MŚ w hokeju na lodzie. Kanada ze Szwecją w finale

Hokeiści Kanady pokonali Czechy 8:4 i awansowali do niedzielnego finału rozgrywanych w Finlandii mistrzostw świata. Ich przeciwnikami w finale będą Szwedzi, którzy pokonali broniącą tytułyu Słowację 4:1

Kanadyjczycy, mistrzowie olimpijscy z Salt Lake City (choć grali tam w zupełnie innym składzie) szybko objęli trzybramkowe prowadzenie. Kontuzja najlepszego bramkarza turnieju, Seana Burke'a, wybiła ich z uderzenia, a nierozgrzany Robert Luongo szybko puścił trzy gole i był remis. - Zaczęliśmy niezwykle mocno, a potem przysiedliśmy we własnej tercji - przyznał zdobywca hattricka Danny Heatley. - W meczu z takim zespołem zawsze płaci się za to karę.

Czesi nie byli jednak w stanie ukarać (czytaj:przeciwstawić się) szturmujących Kanadyjczyków i tracili gola za golem.
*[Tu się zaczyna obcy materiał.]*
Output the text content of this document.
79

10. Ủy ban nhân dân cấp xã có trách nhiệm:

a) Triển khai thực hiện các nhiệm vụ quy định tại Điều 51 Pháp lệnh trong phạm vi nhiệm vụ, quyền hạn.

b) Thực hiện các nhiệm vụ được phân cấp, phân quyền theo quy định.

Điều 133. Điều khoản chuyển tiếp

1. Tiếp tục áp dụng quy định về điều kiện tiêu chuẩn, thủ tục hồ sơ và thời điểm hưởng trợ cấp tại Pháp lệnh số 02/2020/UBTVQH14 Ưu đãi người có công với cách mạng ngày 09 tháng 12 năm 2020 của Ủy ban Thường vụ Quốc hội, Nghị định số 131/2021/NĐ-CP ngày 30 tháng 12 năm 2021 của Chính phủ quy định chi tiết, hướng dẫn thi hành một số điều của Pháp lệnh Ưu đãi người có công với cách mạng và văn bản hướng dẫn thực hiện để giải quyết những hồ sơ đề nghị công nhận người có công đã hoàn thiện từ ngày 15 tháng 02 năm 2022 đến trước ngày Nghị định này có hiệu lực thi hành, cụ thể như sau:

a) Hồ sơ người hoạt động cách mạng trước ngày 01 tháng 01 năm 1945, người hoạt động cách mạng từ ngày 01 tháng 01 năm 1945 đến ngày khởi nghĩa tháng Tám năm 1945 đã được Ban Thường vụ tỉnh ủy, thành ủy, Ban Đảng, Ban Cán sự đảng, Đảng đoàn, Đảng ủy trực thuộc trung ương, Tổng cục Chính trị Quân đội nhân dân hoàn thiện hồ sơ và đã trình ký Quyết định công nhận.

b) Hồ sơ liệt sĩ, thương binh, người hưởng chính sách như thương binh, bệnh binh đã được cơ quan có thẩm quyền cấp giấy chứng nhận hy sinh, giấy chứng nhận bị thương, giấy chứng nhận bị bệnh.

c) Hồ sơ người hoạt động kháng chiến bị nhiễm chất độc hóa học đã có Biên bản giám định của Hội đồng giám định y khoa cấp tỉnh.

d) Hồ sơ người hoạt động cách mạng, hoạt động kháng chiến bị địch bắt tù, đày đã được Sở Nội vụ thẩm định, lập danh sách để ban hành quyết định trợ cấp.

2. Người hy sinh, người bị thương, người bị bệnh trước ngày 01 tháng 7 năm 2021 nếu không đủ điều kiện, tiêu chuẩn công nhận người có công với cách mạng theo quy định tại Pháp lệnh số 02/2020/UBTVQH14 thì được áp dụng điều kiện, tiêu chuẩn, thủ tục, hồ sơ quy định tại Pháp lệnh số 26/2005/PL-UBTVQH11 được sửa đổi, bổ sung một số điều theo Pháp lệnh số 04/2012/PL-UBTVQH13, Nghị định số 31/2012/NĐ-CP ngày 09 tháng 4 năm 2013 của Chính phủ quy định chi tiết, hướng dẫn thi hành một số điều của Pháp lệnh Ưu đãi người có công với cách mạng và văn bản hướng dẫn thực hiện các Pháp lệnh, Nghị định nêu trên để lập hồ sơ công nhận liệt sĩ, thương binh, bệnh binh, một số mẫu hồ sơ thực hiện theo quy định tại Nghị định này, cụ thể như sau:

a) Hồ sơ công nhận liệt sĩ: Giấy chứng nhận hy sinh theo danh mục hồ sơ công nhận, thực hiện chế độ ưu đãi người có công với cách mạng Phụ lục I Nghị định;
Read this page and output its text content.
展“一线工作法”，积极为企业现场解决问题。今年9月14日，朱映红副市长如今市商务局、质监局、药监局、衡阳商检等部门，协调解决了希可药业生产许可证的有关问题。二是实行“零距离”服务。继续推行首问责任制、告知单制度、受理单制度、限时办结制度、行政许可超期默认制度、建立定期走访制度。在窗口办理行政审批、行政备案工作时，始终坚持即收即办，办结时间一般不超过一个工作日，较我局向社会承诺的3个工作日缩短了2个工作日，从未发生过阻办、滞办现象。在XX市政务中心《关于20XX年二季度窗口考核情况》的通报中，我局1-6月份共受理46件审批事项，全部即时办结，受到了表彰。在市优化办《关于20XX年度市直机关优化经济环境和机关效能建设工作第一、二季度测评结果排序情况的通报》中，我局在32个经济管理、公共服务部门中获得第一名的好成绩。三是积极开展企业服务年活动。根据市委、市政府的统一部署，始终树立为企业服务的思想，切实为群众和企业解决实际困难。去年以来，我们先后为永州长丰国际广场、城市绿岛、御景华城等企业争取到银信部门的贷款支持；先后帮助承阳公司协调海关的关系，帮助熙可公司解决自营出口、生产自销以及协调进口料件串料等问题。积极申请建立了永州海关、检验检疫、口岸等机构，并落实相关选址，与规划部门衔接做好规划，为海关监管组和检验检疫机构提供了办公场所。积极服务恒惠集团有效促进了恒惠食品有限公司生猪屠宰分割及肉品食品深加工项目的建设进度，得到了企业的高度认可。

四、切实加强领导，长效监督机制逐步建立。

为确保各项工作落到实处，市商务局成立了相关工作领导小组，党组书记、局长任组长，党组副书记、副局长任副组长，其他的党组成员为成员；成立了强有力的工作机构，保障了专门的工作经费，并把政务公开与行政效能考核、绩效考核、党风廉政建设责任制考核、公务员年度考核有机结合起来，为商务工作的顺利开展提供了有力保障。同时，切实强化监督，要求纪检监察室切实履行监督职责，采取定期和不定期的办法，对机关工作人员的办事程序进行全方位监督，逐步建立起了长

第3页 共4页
Dzięki temu Kanada po raz pierwszy od sześciu lat awansowała do finału mistrzostw świata. Podobnie jak wówczas, nie jest faworytem, ale wiele przemawia za nią. W 1997 roku, także w Helsinkach zdobyli tytuł, pokonując Szwedów, z którymi w niedzielę spotkają się w finale. Reprezentacja "Trzech Koron" pokonała obrońców tytułu, Słowację, 4:1. - Zawsze chcemy być na szczycie, koledzy pokazali to na olimpiadzie, my chcemy odnieść sukces tutaj - stwierdził Heatley. - Jesteśmy najlepszymi hokeistami na świecie i udowodnimy to w niedzielę.

Wyniki półfinałów: Kanada - Czechy 8:4 (1:0, 2:2, 5:2): Doan (11.), Heatley (24., 49., 59.), Bouwmeester (30.), Calder (44.), Horcoff (53.), Dandenault (58.) - R. Reichel (35., 40.), Hejduk (43.), Duda (58.); Szwecja - Słowacja 4:1 (1:0, 1:1, 2:0): Hannula (19.), Sundin (39., 42.), Zetterberg (60.) - Bondra (38.)